Conservatoire

Conservatoire : Toujours dans la ligne de mire

 

Monika Maire-Hefti, conseillère d’Etat socialiste en charge du dossier, l’annonce dans la presse : le Conseil d’Etat veut « réduire la voilure ». La conseillère a imaginé un stratagème pour le Conservatoire : elle propose d’augmenter les tarifs d’écolage en fonction du revenu des parents, la taxe d’inscription restant inchangée pour les plus bas revenus. Belle posture sociale à peu de frais.

Ainsi, au budget 2015 les revenus du Conservatoire passent de 2,8 à 3,5 millions.

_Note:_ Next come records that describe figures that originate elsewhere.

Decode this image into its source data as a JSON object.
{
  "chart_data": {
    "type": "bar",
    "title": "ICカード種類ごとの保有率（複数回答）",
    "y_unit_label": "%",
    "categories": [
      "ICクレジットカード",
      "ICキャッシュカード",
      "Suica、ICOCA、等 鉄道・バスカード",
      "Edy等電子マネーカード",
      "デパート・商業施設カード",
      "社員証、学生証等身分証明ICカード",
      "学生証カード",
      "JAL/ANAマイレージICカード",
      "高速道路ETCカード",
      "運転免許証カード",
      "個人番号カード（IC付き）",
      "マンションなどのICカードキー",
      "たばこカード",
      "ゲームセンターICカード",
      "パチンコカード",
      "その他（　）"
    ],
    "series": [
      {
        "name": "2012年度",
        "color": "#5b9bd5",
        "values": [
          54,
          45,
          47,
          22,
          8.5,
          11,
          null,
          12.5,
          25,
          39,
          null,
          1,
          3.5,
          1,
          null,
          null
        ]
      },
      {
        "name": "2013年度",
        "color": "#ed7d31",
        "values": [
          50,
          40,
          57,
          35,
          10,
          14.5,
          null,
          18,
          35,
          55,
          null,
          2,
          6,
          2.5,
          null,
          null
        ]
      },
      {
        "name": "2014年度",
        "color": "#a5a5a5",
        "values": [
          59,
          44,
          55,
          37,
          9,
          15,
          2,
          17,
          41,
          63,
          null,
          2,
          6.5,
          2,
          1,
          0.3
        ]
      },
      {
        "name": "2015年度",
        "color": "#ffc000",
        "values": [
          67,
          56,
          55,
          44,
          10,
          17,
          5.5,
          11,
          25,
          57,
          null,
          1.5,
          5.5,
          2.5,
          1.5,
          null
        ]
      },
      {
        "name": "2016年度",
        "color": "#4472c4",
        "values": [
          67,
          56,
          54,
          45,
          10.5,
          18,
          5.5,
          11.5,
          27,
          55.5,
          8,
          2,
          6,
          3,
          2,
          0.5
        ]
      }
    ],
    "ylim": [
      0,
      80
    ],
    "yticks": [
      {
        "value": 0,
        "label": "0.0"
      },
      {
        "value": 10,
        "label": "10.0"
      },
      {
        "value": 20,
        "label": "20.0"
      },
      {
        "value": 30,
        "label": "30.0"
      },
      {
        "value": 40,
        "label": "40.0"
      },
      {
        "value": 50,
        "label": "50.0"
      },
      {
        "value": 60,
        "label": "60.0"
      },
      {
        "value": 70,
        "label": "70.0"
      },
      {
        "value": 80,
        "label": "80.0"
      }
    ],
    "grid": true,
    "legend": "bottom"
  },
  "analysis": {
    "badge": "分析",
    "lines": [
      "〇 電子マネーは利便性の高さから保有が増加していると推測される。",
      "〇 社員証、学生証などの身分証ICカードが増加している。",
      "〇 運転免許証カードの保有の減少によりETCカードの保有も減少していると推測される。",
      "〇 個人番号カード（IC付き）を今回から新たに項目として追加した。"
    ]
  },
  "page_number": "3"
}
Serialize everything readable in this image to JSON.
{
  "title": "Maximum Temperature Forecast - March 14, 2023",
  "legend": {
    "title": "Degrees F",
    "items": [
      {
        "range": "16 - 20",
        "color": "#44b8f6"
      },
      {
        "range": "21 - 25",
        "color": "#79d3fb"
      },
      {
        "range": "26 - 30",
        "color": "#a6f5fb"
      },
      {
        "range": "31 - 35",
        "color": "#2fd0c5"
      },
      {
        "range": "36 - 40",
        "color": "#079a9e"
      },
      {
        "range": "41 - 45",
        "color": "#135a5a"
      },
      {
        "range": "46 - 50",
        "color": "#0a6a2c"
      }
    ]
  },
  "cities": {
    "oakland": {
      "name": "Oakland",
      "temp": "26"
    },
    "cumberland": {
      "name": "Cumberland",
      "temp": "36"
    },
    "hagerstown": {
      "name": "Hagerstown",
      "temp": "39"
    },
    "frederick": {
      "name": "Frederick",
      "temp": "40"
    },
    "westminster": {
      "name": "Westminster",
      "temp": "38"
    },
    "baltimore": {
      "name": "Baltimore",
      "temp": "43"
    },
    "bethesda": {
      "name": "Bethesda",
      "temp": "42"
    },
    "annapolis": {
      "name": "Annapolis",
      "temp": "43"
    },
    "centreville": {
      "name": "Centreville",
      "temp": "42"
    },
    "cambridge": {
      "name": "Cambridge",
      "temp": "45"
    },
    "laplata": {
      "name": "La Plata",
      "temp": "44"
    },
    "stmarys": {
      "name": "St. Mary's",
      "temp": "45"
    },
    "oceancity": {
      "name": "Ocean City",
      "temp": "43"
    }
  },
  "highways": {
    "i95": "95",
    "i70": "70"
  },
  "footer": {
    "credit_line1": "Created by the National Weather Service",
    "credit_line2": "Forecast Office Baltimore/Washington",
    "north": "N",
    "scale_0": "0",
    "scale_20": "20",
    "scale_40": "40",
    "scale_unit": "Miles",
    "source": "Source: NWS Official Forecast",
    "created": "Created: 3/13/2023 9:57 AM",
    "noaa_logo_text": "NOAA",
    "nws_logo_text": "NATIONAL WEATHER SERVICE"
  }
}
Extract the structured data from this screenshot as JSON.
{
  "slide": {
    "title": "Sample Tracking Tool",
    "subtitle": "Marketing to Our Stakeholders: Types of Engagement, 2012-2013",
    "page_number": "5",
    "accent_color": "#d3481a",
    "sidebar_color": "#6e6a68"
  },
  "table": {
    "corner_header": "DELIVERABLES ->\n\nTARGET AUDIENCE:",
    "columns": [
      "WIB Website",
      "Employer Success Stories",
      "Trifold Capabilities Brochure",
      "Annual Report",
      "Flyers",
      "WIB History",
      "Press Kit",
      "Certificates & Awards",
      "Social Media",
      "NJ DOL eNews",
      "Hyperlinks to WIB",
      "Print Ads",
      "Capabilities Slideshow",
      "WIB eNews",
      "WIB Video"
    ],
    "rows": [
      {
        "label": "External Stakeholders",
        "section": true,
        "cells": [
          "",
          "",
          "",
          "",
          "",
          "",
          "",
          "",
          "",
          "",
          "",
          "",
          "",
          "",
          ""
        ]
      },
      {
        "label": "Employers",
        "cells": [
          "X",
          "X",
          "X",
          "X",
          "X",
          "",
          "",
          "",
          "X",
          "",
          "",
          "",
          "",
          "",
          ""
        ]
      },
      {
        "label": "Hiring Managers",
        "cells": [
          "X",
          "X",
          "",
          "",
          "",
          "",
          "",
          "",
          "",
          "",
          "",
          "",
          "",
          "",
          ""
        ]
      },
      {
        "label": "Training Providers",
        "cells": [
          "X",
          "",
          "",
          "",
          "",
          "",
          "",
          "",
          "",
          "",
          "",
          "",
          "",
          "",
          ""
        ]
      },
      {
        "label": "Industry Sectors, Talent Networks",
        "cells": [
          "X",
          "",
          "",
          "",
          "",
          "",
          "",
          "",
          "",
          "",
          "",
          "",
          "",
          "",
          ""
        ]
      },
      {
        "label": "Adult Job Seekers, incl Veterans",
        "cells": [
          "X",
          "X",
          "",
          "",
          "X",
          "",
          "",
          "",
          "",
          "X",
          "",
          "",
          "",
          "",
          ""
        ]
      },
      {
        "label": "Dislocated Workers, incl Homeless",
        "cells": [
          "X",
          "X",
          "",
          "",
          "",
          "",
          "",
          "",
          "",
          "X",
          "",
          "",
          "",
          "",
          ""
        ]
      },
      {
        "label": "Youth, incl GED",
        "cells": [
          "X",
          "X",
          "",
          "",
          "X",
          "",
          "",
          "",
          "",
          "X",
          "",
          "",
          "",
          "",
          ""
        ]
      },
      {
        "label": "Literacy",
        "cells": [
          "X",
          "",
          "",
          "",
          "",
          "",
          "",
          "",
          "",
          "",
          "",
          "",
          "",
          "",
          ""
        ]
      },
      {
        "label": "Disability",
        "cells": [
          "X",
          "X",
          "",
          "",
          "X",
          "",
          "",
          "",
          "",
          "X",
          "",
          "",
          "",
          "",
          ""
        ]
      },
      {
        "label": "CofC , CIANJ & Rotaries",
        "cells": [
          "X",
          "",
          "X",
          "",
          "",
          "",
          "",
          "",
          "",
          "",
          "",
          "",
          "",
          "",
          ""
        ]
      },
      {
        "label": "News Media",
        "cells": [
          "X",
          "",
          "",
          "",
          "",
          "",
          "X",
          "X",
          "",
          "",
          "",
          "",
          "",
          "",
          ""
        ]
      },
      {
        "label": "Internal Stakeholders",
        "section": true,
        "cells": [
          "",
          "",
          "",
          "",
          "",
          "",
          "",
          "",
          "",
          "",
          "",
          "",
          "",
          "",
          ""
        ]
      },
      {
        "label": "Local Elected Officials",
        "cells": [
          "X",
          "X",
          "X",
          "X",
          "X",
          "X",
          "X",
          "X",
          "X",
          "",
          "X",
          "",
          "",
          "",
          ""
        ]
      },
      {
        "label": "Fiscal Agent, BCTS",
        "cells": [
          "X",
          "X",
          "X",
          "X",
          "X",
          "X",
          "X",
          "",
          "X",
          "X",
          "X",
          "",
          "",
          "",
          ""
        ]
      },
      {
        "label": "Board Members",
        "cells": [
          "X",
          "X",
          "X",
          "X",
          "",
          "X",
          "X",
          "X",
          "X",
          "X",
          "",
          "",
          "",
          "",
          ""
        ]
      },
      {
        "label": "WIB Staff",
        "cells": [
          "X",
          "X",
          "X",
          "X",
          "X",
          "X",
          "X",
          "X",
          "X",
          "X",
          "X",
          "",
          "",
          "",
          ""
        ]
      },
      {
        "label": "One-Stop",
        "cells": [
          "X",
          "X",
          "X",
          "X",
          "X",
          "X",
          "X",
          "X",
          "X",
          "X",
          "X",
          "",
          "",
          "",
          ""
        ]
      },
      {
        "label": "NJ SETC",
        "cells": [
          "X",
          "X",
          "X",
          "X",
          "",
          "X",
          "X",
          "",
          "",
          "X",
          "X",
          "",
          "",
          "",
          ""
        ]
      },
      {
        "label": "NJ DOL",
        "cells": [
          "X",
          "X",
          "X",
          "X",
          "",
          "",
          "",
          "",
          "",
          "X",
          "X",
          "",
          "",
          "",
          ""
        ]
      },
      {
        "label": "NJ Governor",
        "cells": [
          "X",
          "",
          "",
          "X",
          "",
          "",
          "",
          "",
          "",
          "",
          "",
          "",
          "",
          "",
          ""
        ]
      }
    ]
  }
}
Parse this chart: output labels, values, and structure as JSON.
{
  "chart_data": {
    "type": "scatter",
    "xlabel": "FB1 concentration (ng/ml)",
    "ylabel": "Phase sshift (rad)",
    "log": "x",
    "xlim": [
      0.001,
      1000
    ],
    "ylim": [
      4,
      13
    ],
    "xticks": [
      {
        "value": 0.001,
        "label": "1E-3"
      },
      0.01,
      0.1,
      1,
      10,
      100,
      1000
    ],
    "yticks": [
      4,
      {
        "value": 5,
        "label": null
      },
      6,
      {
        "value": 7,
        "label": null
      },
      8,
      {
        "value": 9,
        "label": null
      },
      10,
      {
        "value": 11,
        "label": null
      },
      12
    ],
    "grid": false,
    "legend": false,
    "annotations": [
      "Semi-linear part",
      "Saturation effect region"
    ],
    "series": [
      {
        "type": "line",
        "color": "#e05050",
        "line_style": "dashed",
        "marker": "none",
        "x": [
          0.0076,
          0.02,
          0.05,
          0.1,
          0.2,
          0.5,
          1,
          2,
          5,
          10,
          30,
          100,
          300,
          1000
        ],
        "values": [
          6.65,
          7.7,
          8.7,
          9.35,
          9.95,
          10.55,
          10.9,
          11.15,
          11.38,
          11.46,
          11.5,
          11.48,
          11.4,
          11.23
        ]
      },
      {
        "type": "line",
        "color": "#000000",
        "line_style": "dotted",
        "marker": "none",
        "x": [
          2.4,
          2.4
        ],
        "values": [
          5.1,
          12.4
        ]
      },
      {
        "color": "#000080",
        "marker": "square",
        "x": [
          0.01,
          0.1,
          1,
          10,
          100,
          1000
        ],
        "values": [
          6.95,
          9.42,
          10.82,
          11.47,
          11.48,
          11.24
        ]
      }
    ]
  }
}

Mais il est plus facile d’inscrire une ligne dans un budget que de voir l’argent réellement entrer car, en réalité, rares sont les parents ayant des bas revenus qui se permettent l’inscription d’un enfant au Conservatoire (il faut compter 1100 francs par année pour un enfant de 7 ans à raison d’une leçon de 30 minutes par semaine). L’essentiel des élèves connaîtra donc une augmentation des tarifs, on ne sait pas encore à quelle hauteur, et on peut bien imaginer qu’une partie des parents renoncera aux cours, mais là le Conseil d’Etat sera encore gagnant financièrement.

Actuellement, l’écolage est pris en charge à 75 % par l’institution et à 25 % par les étu­diant·e·s. Les pro­fes­seur·e·s sont, en règle générale, employés à temps partiel, et leur taux d’occupation dépend du nombre d’élèves; la baisse du nombre d’élèves entraîne automatiquement une baisse de l’occupation, donc des revenus des profes­seur·e·s. Et l’Etat, tout à ses calculs à court terme, pourrait bien spéculer sur une baisse d’attractivité du Conservatoire, en se drapant dans une posture « sociale ».

«Quand il n’y a plus de gras à enlever, il n’y a pas d’autres choix que de remettre en cause les prestations existantes» a déclaré Monika Maire-Helti lors de la conférence de presse annonçant ces mesures. Plus de « gras » vraiment ? Le Conseil d’Etat vient de publier le rapport 2012 de la fiscalité neuchâteloise; sans surprise, les catégories de revenus au-delà de 150 000 francs (la statistique ne s’intéresse pas à différencier les revenus plus élevés) augmentent le plus et, du côté de la fortune, le nombre de millionnaires est toujours à la hausse passant de 2472 à 2515 (là aussi la statistique s’arrête au million, on ne saura rien de l’évolution des multimillionnaires).

Non, Madame Maire-Hefti, le « gras » ne cesse d’augmenter, il nous étouffe même et c’est bien lui qui pourrait finalement nous faire crever. Toutes les mesures fiscales de ces dernières années ont surtout visé à ménager le « gras », que ce soit au niveau des personnes morales ou des personnes physiques. Pas étonnant que les inégalités explosent et que l’Etat se retrouve à sec.

Le Conservatoire, ce n’est pas seulement des emplois, c’est la garantie de l’existence d’une vie culturelle et musicale de qualité, c’est l’enrichissement précieux de nos vies qui valent mieux que d’assurer le maintien du gras des possédants. La politique sociale passe par la redistribution des richesses via les impôts, pas par des augmentations de taxes démagogiquement liées aux revenus.